Express and Define Your Goals
- robert porter
- Apr 1, 2022
- 2 min read
Back to “success”. Once you’ve identified what success means to you, you can settle down and define your goals.
Goals may be many and varied and can relate to hobbies and wellbeing (and other things) as well as to career-orientated success. For instance, my success goals currently are:
· Have a screenplay sold and produced
· Lose five kilos and smarten up a bit
· Win a bagpiping competition.
That’s not all to do with career, as you can see. Moreover, goals can change over time, and some goals are medium-term rather than long-term. For instance, my goals I cited above are all medium-term goals. My long-term goals might be:
· Establish myself as a successful working screenwriter
· Develop and grow a successful blog
· Become a well-respected bagpiper
· Live a happy, contented life.
Goals may also be superseded once they are achieved.
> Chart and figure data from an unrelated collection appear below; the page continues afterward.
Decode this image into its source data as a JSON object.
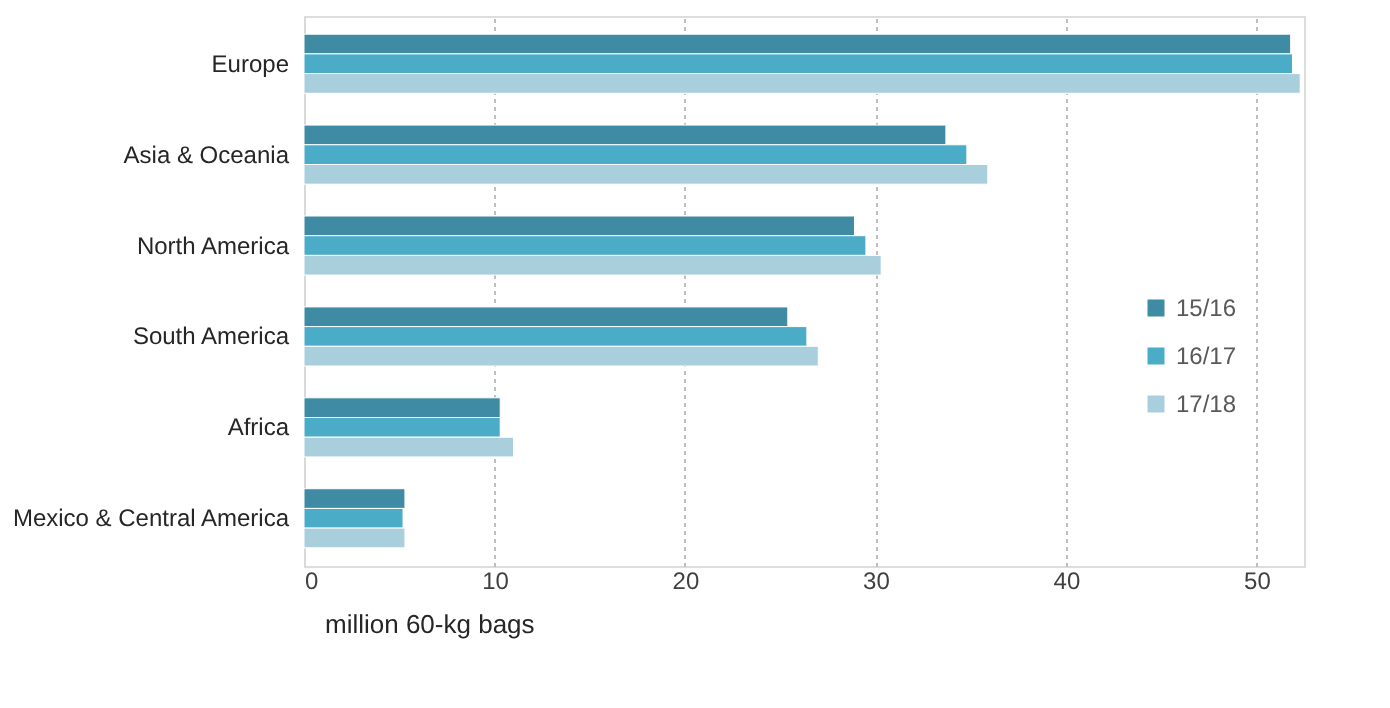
{
  "chart_data": {
    "type": "bar",
    "orientation": "horizontal",
    "xlabel": "million 60-kg bags",
    "categories": [
      "Europe",
      "Asia & Oceania",
      "North America",
      "South America",
      "Africa",
      "Mexico & Central America"
    ],
    "series": [
      {
        "name": "15/16",
        "color": "#3f8ba3",
        "values": [
          51.8,
          33.7,
          28.9,
          25.4,
          10.3,
          5.3
        ]
      },
      {
        "name": "16/17",
        "color": "#4aacc6",
        "values": [
          51.9,
          34.8,
          29.5,
          26.4,
          10.3,
          5.2
        ]
      },
      {
        "name": "17/18",
        "color": "#a9cfdc",
        "values": [
          52.3,
          35.9,
          30.3,
          27.0,
          11.0,
          5.3
        ]
      }
    ],
    "xlim": [
      0,
      52.5
    ],
    "xticks": [
      0,
      10,
      20,
      30,
      40,
      50
    ],
    "grid": "x",
    "legend": "right"
  }
}
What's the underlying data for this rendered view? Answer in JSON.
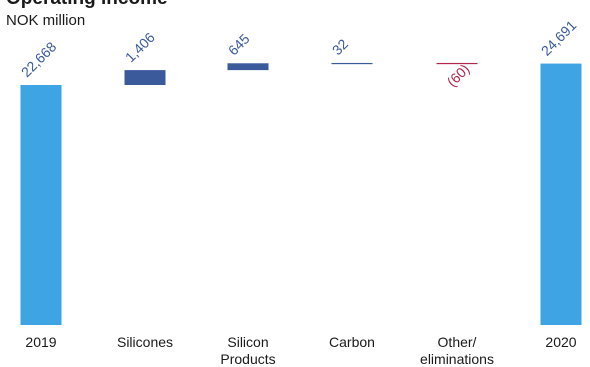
{
  "chart_data": {
    "type": "bar",
    "subtype": "waterfall",
    "title": "Operating income",
    "unit_label": "NOK million",
    "categories": [
      "2019",
      "Silicones",
      "Silicon Products",
      "Carbon",
      "Other/ eliminations",
      "2020"
    ],
    "category_label_lines": [
      [
        "2019"
      ],
      [
        "Silicones"
      ],
      [
        "Silicon",
        "Products"
      ],
      [
        "Carbon"
      ],
      [
        "Other/",
        "eliminations"
      ],
      [
        "2020"
      ]
    ],
    "bar_kinds": [
      "total",
      "delta",
      "delta",
      "delta",
      "delta",
      "total"
    ],
    "values": [
      22668,
      1406,
      645,
      32,
      -60,
      24691
    ],
    "value_labels": [
      "22,668",
      "1,406",
      "645",
      "32",
      "(60)",
      "24,691"
    ],
    "colors": {
      "total": "#3ea4e4",
      "increase": "#3a5a9b",
      "decrease": "#b0274b",
      "label_positive": "#3a5a9b",
      "label_negative": "#b0274b"
    },
    "grid": false,
    "legend": false
  }
}
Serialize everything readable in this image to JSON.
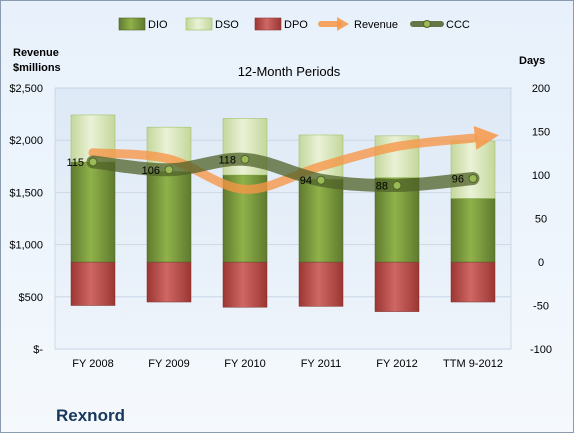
{
  "company": "Rexnord",
  "chart_data": {
    "type": "bar",
    "title": "12-Month Periods",
    "categories": [
      "FY 2008",
      "FY 2009",
      "FY 2010",
      "FY 2011",
      "FY 2012",
      "TTM 9-2012"
    ],
    "y_left": {
      "label": "Revenue\n$millions",
      "range": [
        0,
        2500
      ],
      "ticks": [
        "$-",
        "$500",
        "$1,000",
        "$1,500",
        "$2,000",
        "$2,500"
      ]
    },
    "y_right": {
      "label": "Days",
      "range": [
        -100,
        200
      ],
      "ticks": [
        "-100",
        "-50",
        "0",
        "50",
        "100",
        "150",
        "200"
      ]
    },
    "legend": {
      "placement": "top"
    },
    "series": [
      {
        "name": "DIO",
        "axis": "right",
        "color": "#77933c",
        "values": [
          115,
          104,
          100,
          95,
          97,
          73
        ]
      },
      {
        "name": "DSO",
        "axis": "right",
        "color": "#d7e4bd",
        "values": [
          54,
          51,
          65,
          51,
          48,
          66
        ]
      },
      {
        "name": "DPO",
        "axis": "right",
        "color": "#c0504d",
        "values": [
          -50,
          -46,
          -52,
          -51,
          -57,
          -46
        ]
      },
      {
        "name": "Revenue",
        "axis": "left",
        "color": "#f79646",
        "values": [
          1880,
          1820,
          1530,
          1750,
          1940,
          2020
        ]
      },
      {
        "name": "CCC",
        "axis": "right",
        "color": "#4f6228",
        "values": [
          115,
          106,
          118,
          94,
          88,
          96
        ],
        "labels": [
          "115",
          "106",
          "118",
          "94",
          "88",
          "96"
        ]
      }
    ]
  }
}
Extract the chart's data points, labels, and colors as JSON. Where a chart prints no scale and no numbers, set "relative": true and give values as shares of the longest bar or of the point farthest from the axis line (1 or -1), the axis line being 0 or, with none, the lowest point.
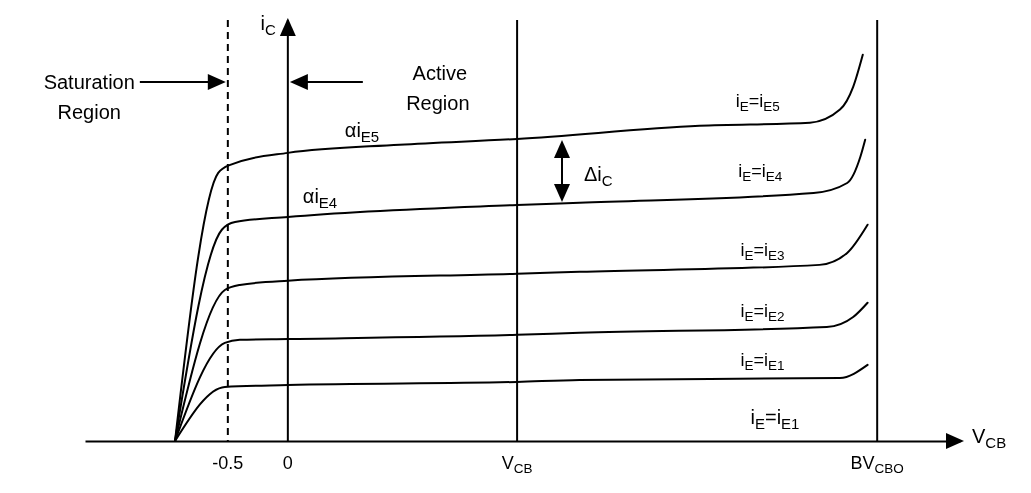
{
  "chart_data": {
    "type": "line",
    "relative": true,
    "xlabel": "V$_{CB}$",
    "ylabel": "i$_{C}$",
    "xlim": [
      -1.69,
      5.6
    ],
    "xticks": [
      -0.5,
      0,
      {
        "value": 1.91,
        "label": "V$_{CB}$"
      },
      {
        "value": 4.91,
        "label": "BV$_{CBO}$"
      }
    ],
    "grid": false,
    "line_style": "solid",
    "series": [
      {
        "name": "i$_{E}$=i$_{E5}$",
        "color": "#000000",
        "x": [
          -0.94,
          -0.58,
          -0.48,
          0,
          0.93,
          1.91,
          3.43,
          4.35,
          4.6,
          4.71,
          4.79
        ],
        "values": [
          0,
          0.694,
          0.715,
          0.746,
          0.767,
          0.782,
          0.816,
          0.824,
          0.858,
          0.917,
          1
        ]
      },
      {
        "name": "i$_{E}$=i$_{E4}$",
        "color": "#000000",
        "x": [
          -0.94,
          -0.55,
          -0.44,
          0,
          1.91,
          2.43,
          4.38,
          4.66,
          4.77,
          4.81
        ],
        "values": [
          0,
          0.547,
          0.567,
          0.58,
          0.611,
          0.617,
          0.642,
          0.668,
          0.736,
          0.78
        ]
      },
      {
        "name": "i$_{E}$=i$_{E3}$",
        "color": "#000000",
        "x": [
          -0.94,
          -0.525,
          -0.4,
          0,
          1.91,
          2.43,
          4.43,
          4.66,
          4.83
        ],
        "values": [
          0,
          0.391,
          0.404,
          0.415,
          0.433,
          0.438,
          0.456,
          0.487,
          0.56
        ]
      },
      {
        "name": "i$_{E}$=i$_{E2}$",
        "color": "#000000",
        "x": [
          -0.94,
          -0.525,
          -0.4,
          0,
          1.91,
          2.43,
          4.49,
          4.71,
          4.83
        ],
        "values": [
          0,
          0.254,
          0.262,
          0.264,
          0.275,
          0.28,
          0.295,
          0.321,
          0.358
        ]
      },
      {
        "name": "i$_{E}$=i$_{E1}$",
        "color": "#000000",
        "x": [
          -0.94,
          -0.525,
          0,
          1.91,
          2.43,
          4.6,
          4.83
        ],
        "values": [
          0,
          0.14,
          0.145,
          0.153,
          0.158,
          0.163,
          0.197
        ]
      }
    ],
    "ref_lines": [
      {
        "axis": "x",
        "value": -0.5,
        "line_style": "dashed"
      },
      {
        "axis": "x",
        "value": 0
      },
      {
        "axis": "x",
        "value": 1.91
      },
      {
        "axis": "x",
        "value": 4.91
      }
    ],
    "annotations": [
      "Saturation Region",
      "Active Region",
      "αi$_{E5}$",
      "αi$_{E4}$",
      "Δi$_{C}$",
      "i$_{E}$=i$_{E1}$"
    ]
  }
}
For instance, until last December my medium-term screenwriting goal was:
· Have a screenplay optioned.
That has now been replaced, as you can see.

There is a fine balance between being visionary and realistic when refining your goals. For instance, if you are an octogenarian built like a rugby prop forward you are unlikely to win an Olympic gold medal in the ten thousand meters. While your goals shouldn’t be unachievable, it’s okay, though, to stretch yourself. For instance, if you are afraid of heights one of your hobby goals might be to take up rock climbing and complete a challenging ascent. Just don’t be stupid about it. It might be one thing, for instance, to choose to study for a law degree in your fifties if you have the relevant capabilities; but quite another to take up astrophysics in your fifties if you are no good at maths and physics.
It's a balance.
Finally, do you see how long-term goals are just a little vaguer and more ephemeral than medium-term goals? That's to be expected, they are still in the distance as you perceive them on the horizon. They will sharpen up as you get closer to achieving them and they come into enhanced perspective. Eventually bits of them will refine into medium-term goals. Nevertheless, you should always have long-term goals: it keeps the achievement arc healthy and constantly refining and defines a direction of travel.
Get your notebook out and start refining your goals. And don’t be afraid to brainstorm. You might be surprised at what emerges from the gloaming.